So yesterday, I decided to learn Python. Been a .NET guy primarily for the last n years, had some people work in it around me, but never was inclined to try it out. DUH!!!! Such a nice language. It took a couple minutes to get my bearings, but I figured…why not! Everyone in the Valley is so anti-MS and so pro-(Python, MySQL, PHP) one needs to embrace the flow.
For the last couple years I’ve been using a very simple, yet (what I believe to be) a strong POS tagger built by Mark Watson and based on Eric Brill’s work. Written in C#, it gave me a very straightforward paring knife to do tokenization and POS tagging quickly and easily in .NET. Now Monty Tagger and NTLK are definitely incredible resources for NLP in Python, but I wanted something very strightforward and portable without all the bells and whistles so I can build on the core myself. Not to mention I wanted something fun for my first outting in Python. Well…ta da! Here it is.
It’s comprised of two (count them 2) VERY simple source files. The first is the basic hashing and pickling utility if you want to make changes to the lexicon (I believe I’m using the same lexicon file as Monty Tagger), and the second is the actual tagger/tokenizer.

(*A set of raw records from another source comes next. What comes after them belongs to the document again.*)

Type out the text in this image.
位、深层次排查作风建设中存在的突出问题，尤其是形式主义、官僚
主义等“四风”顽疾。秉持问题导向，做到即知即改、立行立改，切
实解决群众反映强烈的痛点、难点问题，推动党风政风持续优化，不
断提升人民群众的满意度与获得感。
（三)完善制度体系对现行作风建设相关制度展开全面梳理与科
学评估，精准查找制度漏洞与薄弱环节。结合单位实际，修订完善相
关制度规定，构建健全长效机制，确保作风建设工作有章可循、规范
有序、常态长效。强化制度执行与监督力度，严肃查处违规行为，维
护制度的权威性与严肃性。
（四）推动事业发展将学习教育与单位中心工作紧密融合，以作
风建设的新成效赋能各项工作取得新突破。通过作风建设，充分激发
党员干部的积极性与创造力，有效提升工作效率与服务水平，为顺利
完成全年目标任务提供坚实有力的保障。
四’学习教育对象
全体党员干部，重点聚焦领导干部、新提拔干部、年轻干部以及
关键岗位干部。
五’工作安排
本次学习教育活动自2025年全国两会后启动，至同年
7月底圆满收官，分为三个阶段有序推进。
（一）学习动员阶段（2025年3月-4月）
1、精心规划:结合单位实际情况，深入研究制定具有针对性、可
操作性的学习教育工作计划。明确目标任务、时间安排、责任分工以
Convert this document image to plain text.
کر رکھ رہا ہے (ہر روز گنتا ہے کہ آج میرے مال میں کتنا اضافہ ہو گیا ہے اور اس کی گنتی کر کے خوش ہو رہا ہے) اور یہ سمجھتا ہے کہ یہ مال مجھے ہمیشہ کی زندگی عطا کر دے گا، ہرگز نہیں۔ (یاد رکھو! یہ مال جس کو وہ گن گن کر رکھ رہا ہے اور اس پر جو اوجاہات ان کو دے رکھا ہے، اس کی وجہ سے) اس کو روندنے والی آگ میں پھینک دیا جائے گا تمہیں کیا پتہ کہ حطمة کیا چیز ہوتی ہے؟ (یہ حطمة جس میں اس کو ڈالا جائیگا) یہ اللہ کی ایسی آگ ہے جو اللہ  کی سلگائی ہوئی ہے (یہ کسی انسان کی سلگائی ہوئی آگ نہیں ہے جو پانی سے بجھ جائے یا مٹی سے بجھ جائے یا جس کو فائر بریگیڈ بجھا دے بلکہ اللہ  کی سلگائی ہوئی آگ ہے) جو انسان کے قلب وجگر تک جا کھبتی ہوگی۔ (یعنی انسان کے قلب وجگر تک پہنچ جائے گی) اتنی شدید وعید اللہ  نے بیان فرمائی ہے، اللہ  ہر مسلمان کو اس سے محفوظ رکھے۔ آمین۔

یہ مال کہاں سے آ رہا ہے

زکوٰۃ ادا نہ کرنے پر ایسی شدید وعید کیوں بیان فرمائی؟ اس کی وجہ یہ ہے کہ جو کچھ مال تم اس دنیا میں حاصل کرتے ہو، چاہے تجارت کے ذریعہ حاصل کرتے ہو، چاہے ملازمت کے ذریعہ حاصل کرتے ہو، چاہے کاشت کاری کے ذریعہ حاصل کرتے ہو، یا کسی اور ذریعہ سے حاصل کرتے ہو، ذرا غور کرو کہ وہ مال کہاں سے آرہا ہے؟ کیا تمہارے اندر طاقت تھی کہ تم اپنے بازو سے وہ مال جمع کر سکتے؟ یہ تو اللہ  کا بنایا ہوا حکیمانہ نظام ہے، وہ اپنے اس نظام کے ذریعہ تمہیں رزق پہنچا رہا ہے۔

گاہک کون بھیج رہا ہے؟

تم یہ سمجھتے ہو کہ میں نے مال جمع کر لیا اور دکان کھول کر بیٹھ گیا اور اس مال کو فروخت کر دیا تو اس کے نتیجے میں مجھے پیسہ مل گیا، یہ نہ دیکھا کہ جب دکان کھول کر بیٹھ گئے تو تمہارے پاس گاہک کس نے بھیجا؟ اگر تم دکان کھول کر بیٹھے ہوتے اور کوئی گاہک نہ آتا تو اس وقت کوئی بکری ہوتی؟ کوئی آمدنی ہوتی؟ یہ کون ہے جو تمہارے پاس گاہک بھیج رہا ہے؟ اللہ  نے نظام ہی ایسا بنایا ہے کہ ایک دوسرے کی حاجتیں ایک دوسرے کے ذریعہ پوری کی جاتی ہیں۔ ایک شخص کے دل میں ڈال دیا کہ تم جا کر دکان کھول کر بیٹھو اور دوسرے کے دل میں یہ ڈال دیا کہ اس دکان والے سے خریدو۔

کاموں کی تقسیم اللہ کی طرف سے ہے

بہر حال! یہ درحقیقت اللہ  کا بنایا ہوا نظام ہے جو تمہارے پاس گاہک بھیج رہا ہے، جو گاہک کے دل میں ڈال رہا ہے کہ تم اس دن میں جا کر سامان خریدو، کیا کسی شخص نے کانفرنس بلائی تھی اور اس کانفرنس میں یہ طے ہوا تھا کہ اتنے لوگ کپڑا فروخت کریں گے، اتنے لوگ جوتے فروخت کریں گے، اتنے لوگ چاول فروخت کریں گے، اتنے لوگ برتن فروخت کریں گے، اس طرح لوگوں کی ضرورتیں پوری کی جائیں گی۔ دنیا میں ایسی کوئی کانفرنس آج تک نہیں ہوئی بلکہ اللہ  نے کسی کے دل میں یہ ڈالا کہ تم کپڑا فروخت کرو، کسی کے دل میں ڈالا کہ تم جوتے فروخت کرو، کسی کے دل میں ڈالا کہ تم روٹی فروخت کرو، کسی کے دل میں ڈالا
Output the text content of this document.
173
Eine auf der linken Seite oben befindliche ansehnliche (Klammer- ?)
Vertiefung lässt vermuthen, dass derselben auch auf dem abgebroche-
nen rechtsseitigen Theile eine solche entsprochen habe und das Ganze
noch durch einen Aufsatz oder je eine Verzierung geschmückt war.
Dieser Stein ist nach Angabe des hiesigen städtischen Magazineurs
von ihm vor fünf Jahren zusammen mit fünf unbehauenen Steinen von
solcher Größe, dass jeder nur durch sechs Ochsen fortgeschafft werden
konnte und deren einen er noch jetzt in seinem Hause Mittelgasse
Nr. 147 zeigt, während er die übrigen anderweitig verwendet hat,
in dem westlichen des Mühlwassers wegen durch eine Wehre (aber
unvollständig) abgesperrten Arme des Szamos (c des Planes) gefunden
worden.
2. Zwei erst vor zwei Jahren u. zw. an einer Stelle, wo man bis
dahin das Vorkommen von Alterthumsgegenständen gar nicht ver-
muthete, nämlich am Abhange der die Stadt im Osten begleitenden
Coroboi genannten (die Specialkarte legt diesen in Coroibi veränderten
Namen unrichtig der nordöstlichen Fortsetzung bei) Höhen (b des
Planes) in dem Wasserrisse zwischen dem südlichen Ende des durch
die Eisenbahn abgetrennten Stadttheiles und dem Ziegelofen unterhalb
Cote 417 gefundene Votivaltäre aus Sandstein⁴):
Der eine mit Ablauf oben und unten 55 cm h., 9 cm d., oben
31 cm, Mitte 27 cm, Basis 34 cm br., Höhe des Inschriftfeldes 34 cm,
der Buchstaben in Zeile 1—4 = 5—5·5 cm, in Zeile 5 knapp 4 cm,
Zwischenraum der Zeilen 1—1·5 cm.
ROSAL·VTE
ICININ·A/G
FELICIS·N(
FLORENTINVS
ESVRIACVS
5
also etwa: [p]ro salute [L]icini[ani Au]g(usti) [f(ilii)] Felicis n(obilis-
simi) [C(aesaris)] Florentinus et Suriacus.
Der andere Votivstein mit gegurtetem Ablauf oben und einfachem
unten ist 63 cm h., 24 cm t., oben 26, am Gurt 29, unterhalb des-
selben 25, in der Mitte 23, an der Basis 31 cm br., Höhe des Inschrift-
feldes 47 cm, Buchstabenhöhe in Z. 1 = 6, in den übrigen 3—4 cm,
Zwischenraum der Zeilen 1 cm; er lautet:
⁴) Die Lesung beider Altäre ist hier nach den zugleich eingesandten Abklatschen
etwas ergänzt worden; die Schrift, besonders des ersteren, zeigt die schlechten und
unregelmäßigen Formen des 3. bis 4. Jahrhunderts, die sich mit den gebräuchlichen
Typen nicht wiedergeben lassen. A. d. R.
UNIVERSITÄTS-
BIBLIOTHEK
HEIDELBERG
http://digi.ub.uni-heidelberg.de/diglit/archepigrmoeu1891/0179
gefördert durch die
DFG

I’ve made some additional tweaks to the versions I run and plan to port some of them also to Python. If you’re intersted in additions add a comment and I’ll do my best to share/accomodate.
You can download my Python NLP Part-of-Speech Tagger here.
P.S./Caveat/blahblah:
This is my first anything outside of some Hello World stuff in Python. It definitely works, and does so at a decent clip (speed wise), but I’m sure I could have done some of the operations a little more elegantly. Leave comments though with recommendations/suggestions/!flames.


24 Responses to "Simple NLP Part-of-Speech tagger in Python"
This looks great Jason… i’m not too familliar with Python so how do I install this to my linux apache server? All I have is FTP access to it.
Hi Brandon-
Thanks. You can run it from PHP if you only have FTP access. Here’s a good link to use as reference. Let me know if you need further help. -J.
http://www.csh.rit.edu/~jon/projects/pip/
Hi Jason,
Where can I get the .Net ( C#) version of the Simple NLP POS?
Thanks
Dan
Hi-
It’s available above by clicking on Mark Watson’s name
J.
Hi Jason. It’s good to hear you’re getting into Python still, but I hope your code doesn’t look like *that* anymore!
I’ve edited your code to make it a whole lot more pythonesque, and would like to send it to you, but feel that this textarea is not the place =)
Hi,
I have downloaded the “Simple NLP Part-of-Speech tagger in Python”. I would like to integrate it in a c#.net program. Can you please guide me?
Wow very intrested in this i have tried to download it but the website is down can you post a new link please.
Kind Regards
Mark
NLP Exeter
Really fantastic work…. i am doing the project for extracting usefulness of reviews using NLP… can i use your tool for this work….
Feel free, but if you plan on releasing the product commercially, please make sure to take care of the LGPL
Is it difficult to split Brill_lexicon into two files to get the file-size down? I’m trying to use this on app engine and the file is over the max size limit
This is exactly what I’ve been looking for! I’ve encountered one stumbling block though: I’m not sure what all the tags mean
Some of them are obvious, but it would be great to get a full list. I know there are several different tagging schemes around for POS, so I thought I’d ask you directly: Which scheme does the tagger use? Thanks!
[...] the Digg stories into a single twitter post was accomplished with a really nice little POS tagger written in python that I came across. It tags all the words in the text I give it with their [...]
hai Jason,
I’ve tried your code using phython.. what a brilliant program!.. I am looking for a c# version of this code and refering to Mark watson blog. Unfortunately couldn’t find link on the brill’s tagger he implemented.
Hello Jason,
The link to the zip file seems to be dead. It points to version tracker, then redirects to some fujitsu drivers for some reason. Could you please provide a direct link?
Thanks!
Hey Jason, the link to your python pos tagger brings me to the fujitsu website. Is there somewhere else that I can download the source? If not, where can I find information on the algorithm that you used?
Hi. I didn’t realize the versiontracker dumped the file. I’m hosting it now. http://jasonwiener.com/dld/_nlplib_pyc.zip
When I’ve tried to download the file i was redirected to a Fujitsu-Page. Can you post a working download-link?
Thx
Felix
Hi. I didn’t realize the versiontracker dumped the file. I’m hosting it now. http://jasonwiener.com/dld/_nlplib_pyc.zip
Incrediblely simple and effective part of speech tagger!
Thanks Jason!
Incrediblely simple and effective part of speech tagger! Was looking for something just like this.
Thanks Jason!
Hi
I have downloaded the “Simple NLP Part-of-Speech tagger in Python”. in order to using in a spanish controled language.
[...] I used this guy’s code to determine the part of speech, plus a few modifications of my own. Bookmark on Delicious Digg [...]
I have downloaded Mark Watson’s c# POS tagger and I require to use it in my program.Could you help me?Whenever I try to run the code it asks me for a lex.dat file.Please help me..
for mark’s c# library to work, i believe u need to run the .bat file to create the .dat from the lexicon text file. he’s very good about responding to questions if u reach out to him as well. otherwise feel free to ping me and i’ll do my best to help.